By Hanan Azhar
The biggest acquisition of the year in the tech world just occurred a few days ago when Microsoft bought LinkedIn for a whopping $26.2 Billion. With such a hefty price tag, there has been plenty of criticism of the deal and many believe Microsoft trying to enter the social networking industry may backfire. All of this makes sense considering the company’s past tech acquisitions and attempts (anyone remember when they bought Skype?), along with the fact that almost 80% of M&A’s fail to deliver what they initially promise, but this time around, it could actually be different.
There is little operational overlap between the two companies and they are two different entities altogether. Yet, they have complementary, even converging, strategies. This means jobs cuts could be minimal, and that LinkedIn can remain independent inside Microsoft, as WhatsApp and Instagram have been within Facebook.

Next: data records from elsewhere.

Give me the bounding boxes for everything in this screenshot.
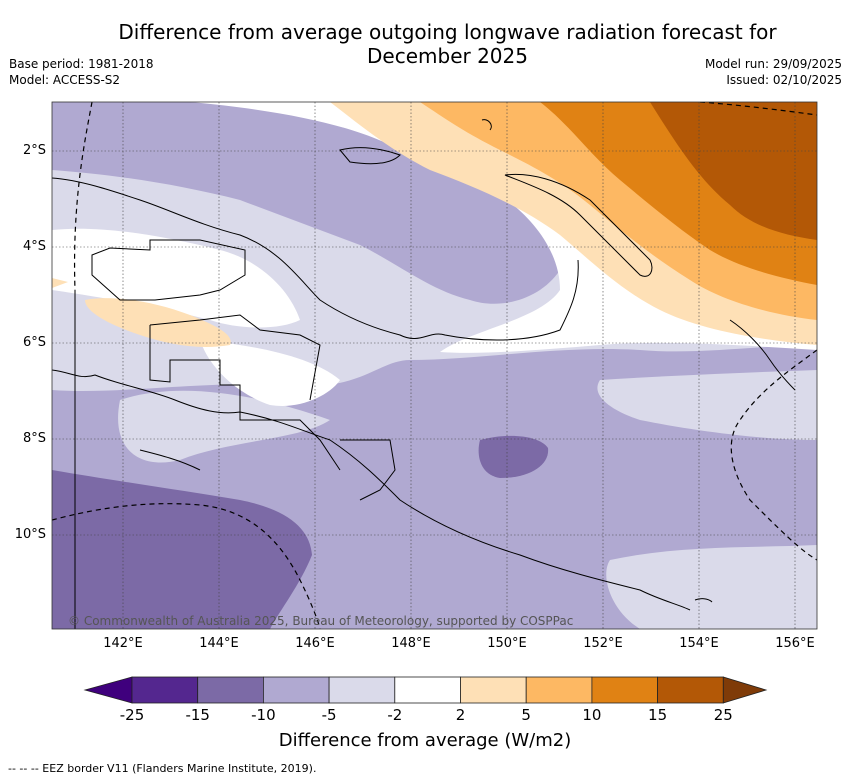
colorbar-bin-9: [657, 676, 724, 704]
colorbar-over-arrow: [722, 676, 768, 704]
admin-borders: [74, 239, 396, 629]
patch-plus-2-west: [85, 298, 231, 347]
colorbar-bin-7: [525, 676, 593, 704]
lat-tick: 4°S: [22, 239, 46, 254]
patch-neutral-south: [200, 340, 340, 406]
colorbar-label: 5: [521, 706, 531, 724]
copyright-notice: © Commonwealth of Australia 2025, Bureau…: [68, 614, 574, 628]
eez-legend-note: -- -- -- EEZ border V11 (Flanders Marine…: [8, 762, 317, 775]
eez-borders: [52, 102, 817, 629]
lon-tick: 156°E: [775, 636, 815, 651]
colorbar-bin-5: [394, 676, 461, 704]
patch-plus-2-edge: [52, 278, 68, 288]
colorbar-label: -2: [387, 706, 403, 724]
colorbar-under-arrow: [83, 676, 133, 704]
meta-left: Base period: 1981-2018 Model: ACCESS-S2: [9, 56, 154, 88]
lat-tick: 8°S: [22, 431, 46, 446]
title-line-1: Difference from average outgoing longwav…: [118, 20, 777, 44]
colorbar-label: -15: [185, 706, 210, 724]
colorbar-label: 10: [582, 706, 602, 724]
band-minus-10-north: [52, 102, 560, 304]
colorbar-label: 25: [713, 706, 733, 724]
lon-tick: 148°E: [391, 636, 431, 651]
map-frame: [51, 101, 818, 630]
meta-right: Model run: 29/09/2025 Issued: 02/10/2025: [705, 56, 842, 88]
colorbar-bin-6: [460, 676, 527, 704]
chart-title: Difference from average outgoing longwav…: [90, 20, 805, 68]
lon-tick: 142°E: [103, 636, 143, 651]
patch-minus-5-southeast: [606, 545, 817, 629]
colorbar-label: 15: [648, 706, 668, 724]
colorbar-title: Difference from average (W/m2): [278, 730, 572, 751]
model-name: Model: ACCESS-S2: [9, 73, 121, 87]
colorbar-bin-1: [131, 676, 199, 704]
colorbar-bin-4: [328, 676, 396, 704]
lon-tick: 152°E: [583, 636, 623, 651]
lon-tick: 150°E: [487, 636, 527, 651]
grid-lines: [52, 102, 817, 629]
colorbar-bin-8: [591, 676, 659, 704]
band-minus-15-southwest: [52, 470, 312, 629]
colorbar: [83, 676, 768, 704]
model-run: Model run: 29/09/2025: [704, 57, 842, 71]
colorbar-label: -5: [321, 706, 337, 724]
lon-tick: 154°E: [679, 636, 719, 651]
colorbar-label: -25: [119, 706, 145, 724]
patch-minus-15-center: [478, 435, 549, 478]
band-plus-15: [650, 102, 817, 240]
coastlines: [52, 119, 796, 611]
issued-date: Issued: 02/10/2025: [726, 73, 842, 87]
colorbar-bin-3: [262, 676, 330, 704]
lat-tick: 10°S: [14, 527, 46, 542]
patch-minus-5-east: [597, 370, 817, 440]
title-line-2: December 2025: [367, 44, 528, 68]
lon-tick: 146°E: [295, 636, 335, 651]
lat-tick: 2°S: [22, 143, 46, 158]
band-neutral-west: [52, 228, 300, 328]
patch-minus-5-south: [118, 390, 330, 463]
colorbar-label: -10: [251, 706, 276, 724]
base-period: Base period: 1981-2018: [9, 57, 154, 71]
lat-tick: 6°S: [22, 335, 46, 350]
colorbar-bin-2: [197, 676, 264, 704]
colorbar-label: 2: [455, 706, 466, 724]
lon-tick: 144°E: [199, 636, 239, 651]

LinkedIn could give Microsoft’s productivity software the social-network piece it’s always lacked, while Office and Outlook could make it easier to keep your LinkedIn profile updated. The core idea is to draw on more data to boost productivity and make both LinkedIn and Microsoft more essential to the workday.
While explaining the deal to his employees, LinkedIn CEO Jeff Weiner wrote, “You might feel a sense of excitement, fear, sadness, or some combination of all of those emotions. Every member of the exec team has experienced the same, but we’ve had months to process.” Only time will tell what the future holds for LinkedIn, but with Microsoft’s resources backing it up, it’s definitely here to stay.